Table A2. Topic labels and the predictability of the attention to topics 41–80.

A.2. Text collection

  • The data were collected from Proquest Historical Newspapers by using their TDM tool.

  • The collection process was performed between 2022-03-28 and 2022-03-04.

  • We collected all available titles, abstracts, page numbers, author names and dates of texts in the Wall Street Journal that we categorized as articles, features or news.

  • The publication dates range from 1889-07-08 to 2022-02-05.

  • After duplicated title-publication id pairs were removed, the corpus included 4 323 637 individual texts.

A.3. Text preprocessing

  1. We identified empty titles, titles that were duplicates but still individual news (different publication id), and titles of irrelevant news types.
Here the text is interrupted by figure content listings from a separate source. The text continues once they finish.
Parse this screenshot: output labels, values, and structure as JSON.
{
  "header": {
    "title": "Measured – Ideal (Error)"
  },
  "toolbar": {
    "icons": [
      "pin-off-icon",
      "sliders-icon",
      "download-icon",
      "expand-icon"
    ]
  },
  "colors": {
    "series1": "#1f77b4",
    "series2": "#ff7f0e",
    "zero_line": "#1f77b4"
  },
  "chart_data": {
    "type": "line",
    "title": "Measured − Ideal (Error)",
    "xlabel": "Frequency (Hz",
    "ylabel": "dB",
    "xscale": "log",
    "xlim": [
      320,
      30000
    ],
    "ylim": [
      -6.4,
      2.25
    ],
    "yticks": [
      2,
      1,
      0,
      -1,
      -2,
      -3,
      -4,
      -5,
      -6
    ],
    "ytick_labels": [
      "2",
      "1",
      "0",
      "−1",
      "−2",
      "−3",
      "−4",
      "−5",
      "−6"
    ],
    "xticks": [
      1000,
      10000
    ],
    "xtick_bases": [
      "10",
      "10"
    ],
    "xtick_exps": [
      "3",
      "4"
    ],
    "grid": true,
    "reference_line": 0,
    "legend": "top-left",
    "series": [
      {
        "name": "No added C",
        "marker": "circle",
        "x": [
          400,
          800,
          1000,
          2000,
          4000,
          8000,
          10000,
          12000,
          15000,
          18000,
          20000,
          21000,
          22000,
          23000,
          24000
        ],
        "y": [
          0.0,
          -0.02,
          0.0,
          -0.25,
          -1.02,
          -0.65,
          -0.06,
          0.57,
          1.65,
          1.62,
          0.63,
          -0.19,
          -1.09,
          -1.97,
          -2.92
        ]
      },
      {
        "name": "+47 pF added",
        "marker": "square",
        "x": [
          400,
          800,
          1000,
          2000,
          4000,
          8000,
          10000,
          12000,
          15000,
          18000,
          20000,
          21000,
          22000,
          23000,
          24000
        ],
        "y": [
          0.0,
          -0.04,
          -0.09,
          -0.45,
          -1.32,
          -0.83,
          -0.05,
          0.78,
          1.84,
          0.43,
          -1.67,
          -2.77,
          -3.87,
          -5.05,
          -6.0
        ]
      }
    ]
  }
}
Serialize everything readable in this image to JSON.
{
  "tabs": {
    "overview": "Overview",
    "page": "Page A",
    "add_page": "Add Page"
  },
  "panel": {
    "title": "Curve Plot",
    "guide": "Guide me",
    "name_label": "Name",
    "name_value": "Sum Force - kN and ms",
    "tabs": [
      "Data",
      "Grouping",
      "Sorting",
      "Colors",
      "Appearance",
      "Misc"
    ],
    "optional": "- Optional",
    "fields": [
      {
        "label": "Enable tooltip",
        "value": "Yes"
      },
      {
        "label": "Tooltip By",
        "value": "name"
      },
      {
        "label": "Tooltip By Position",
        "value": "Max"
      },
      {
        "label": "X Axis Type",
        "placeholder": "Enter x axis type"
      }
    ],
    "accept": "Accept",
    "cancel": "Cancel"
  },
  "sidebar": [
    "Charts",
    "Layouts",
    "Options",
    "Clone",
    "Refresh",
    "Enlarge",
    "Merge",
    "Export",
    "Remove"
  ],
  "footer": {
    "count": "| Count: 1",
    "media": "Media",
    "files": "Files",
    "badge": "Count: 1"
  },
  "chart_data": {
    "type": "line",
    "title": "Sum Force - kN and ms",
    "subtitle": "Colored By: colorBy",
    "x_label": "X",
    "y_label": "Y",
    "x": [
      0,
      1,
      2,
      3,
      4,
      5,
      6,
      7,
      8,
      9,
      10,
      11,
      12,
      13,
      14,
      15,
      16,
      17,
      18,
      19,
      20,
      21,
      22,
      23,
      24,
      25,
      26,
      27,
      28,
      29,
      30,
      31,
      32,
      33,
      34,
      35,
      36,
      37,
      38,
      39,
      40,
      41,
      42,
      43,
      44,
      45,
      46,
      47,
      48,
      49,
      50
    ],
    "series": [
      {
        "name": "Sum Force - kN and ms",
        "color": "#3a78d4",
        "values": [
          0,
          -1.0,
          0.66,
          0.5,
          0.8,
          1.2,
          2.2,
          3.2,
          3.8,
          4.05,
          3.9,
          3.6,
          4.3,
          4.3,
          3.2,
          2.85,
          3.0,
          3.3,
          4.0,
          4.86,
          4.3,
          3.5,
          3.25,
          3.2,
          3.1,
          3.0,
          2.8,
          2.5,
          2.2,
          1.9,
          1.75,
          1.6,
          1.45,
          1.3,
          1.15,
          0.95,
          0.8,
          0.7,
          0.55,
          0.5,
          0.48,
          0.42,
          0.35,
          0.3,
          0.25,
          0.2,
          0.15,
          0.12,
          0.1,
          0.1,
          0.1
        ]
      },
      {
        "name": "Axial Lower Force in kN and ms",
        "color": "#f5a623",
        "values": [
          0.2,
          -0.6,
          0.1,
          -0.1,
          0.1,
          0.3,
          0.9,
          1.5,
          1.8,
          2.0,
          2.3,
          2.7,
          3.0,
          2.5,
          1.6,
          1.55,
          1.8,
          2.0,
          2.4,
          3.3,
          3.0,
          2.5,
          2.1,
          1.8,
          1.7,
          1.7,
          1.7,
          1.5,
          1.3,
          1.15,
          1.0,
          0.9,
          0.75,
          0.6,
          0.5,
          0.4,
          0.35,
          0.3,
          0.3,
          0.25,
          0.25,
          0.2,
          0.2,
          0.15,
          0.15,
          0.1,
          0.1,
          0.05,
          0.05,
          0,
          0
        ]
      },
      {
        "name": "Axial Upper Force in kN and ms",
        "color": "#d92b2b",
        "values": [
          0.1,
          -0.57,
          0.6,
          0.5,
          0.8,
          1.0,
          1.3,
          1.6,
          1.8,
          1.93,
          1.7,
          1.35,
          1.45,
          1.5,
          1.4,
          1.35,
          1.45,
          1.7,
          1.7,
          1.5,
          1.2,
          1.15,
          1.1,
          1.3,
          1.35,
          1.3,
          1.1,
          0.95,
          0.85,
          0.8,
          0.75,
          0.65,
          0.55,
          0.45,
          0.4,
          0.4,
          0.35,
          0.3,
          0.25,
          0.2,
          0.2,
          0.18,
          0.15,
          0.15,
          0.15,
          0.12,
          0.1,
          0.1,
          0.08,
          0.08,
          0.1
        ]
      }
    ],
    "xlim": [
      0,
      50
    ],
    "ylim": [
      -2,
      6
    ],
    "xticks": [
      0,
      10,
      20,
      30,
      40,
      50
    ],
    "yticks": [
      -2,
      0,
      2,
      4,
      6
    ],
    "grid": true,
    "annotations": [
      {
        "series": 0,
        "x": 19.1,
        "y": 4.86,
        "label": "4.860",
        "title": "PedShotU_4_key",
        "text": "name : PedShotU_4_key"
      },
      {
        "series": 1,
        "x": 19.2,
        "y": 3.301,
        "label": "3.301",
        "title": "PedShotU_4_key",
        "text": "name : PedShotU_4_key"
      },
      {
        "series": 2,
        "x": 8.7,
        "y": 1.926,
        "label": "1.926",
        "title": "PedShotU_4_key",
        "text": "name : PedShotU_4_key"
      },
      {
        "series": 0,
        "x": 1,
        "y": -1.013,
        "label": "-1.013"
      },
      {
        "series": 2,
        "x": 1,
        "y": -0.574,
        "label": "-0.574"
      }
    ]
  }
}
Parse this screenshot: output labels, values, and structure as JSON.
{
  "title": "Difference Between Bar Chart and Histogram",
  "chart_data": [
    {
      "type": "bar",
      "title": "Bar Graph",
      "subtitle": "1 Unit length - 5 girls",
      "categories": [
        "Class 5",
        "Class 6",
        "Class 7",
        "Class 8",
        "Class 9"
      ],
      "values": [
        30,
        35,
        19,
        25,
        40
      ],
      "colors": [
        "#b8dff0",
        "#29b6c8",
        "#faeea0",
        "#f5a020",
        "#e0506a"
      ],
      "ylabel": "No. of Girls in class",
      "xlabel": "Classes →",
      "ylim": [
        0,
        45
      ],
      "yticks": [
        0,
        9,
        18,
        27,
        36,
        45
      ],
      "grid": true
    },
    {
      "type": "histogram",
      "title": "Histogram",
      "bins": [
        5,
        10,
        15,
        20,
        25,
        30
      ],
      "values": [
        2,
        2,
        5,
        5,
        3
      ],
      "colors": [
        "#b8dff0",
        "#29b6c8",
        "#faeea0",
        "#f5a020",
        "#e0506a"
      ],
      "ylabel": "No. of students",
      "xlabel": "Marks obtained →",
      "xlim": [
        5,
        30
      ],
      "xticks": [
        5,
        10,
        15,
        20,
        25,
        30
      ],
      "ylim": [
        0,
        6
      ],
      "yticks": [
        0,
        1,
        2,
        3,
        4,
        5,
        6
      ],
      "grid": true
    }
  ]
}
Due to this, we removed the titles that included the following patters: – No Title OR Dividends Rep OR ted OR Stocks Ex-Dividend—Stockholder Meeting Brief: OR Corrections & Amplifications: OR Corrections & Amplifications: OR TITLE BEGINS REVIEW OR TITLE BEGINS REVIEW & OUTLOOK (Editorial): OR TITLE BEGINS Business Brief: OR Theater: OR Dividend News: OR Sports OR Film OR Letters to the Editor: OR Co. TITLE ENDS OR Corp. TITLE ENDS OR Inc. TITLE ENDS OR Bookshelf: OR Opera: OR Gardening: OR Seeing Stars: OR Thinking Things Over: OR WORD BEGINS Art WORD ENDS OR TITLE BEGINS Books: OR Television: OR financial briefing book: OR reporter's notebook.

  2. Extra whitespace was removed from texts, and all letters were changed to lowercase.

  3. If the abstract was not missing, then it was chosen as the text representing the article; otherwise, the title was chosen.

  4. Non-duplicate texts with at least 20 words were included.

  5. Python's Spacy library was utilized to parse the individual texts into individual parts of a sentence and identify the final list of words that we wanted to include.

  6. All words with the following entity categorization were removed: CARDINAL, DATE, EVENT, FAC, GPE, LANGUAGE, LAW, LOC, MONEY, NORP, ORDINAL, ORG, PERCENT, PERSON, PRODUCT, QUANTITY, TIME and WORK_OF_ART.

  7. All words that had the following universal tag for parts-of-speech were chosen for inclusion: Adjectives (ADJ), Nouns (NOUN) and Verbs (VERB).

  8. The remaining words in each text were transformed into their lemma form.

  9. Lemma forms that were stopwords, included only one character, or included numbers or punctuation were removed.

  10. The lemmas that were among the lemmas with the highest 10 000 term frequency–inverse document frequency (tf-idf) values were included in the final corpus.

  11. Texts that had fewer than 10 words/lemmas after the cleaning process were removed from the final corpus.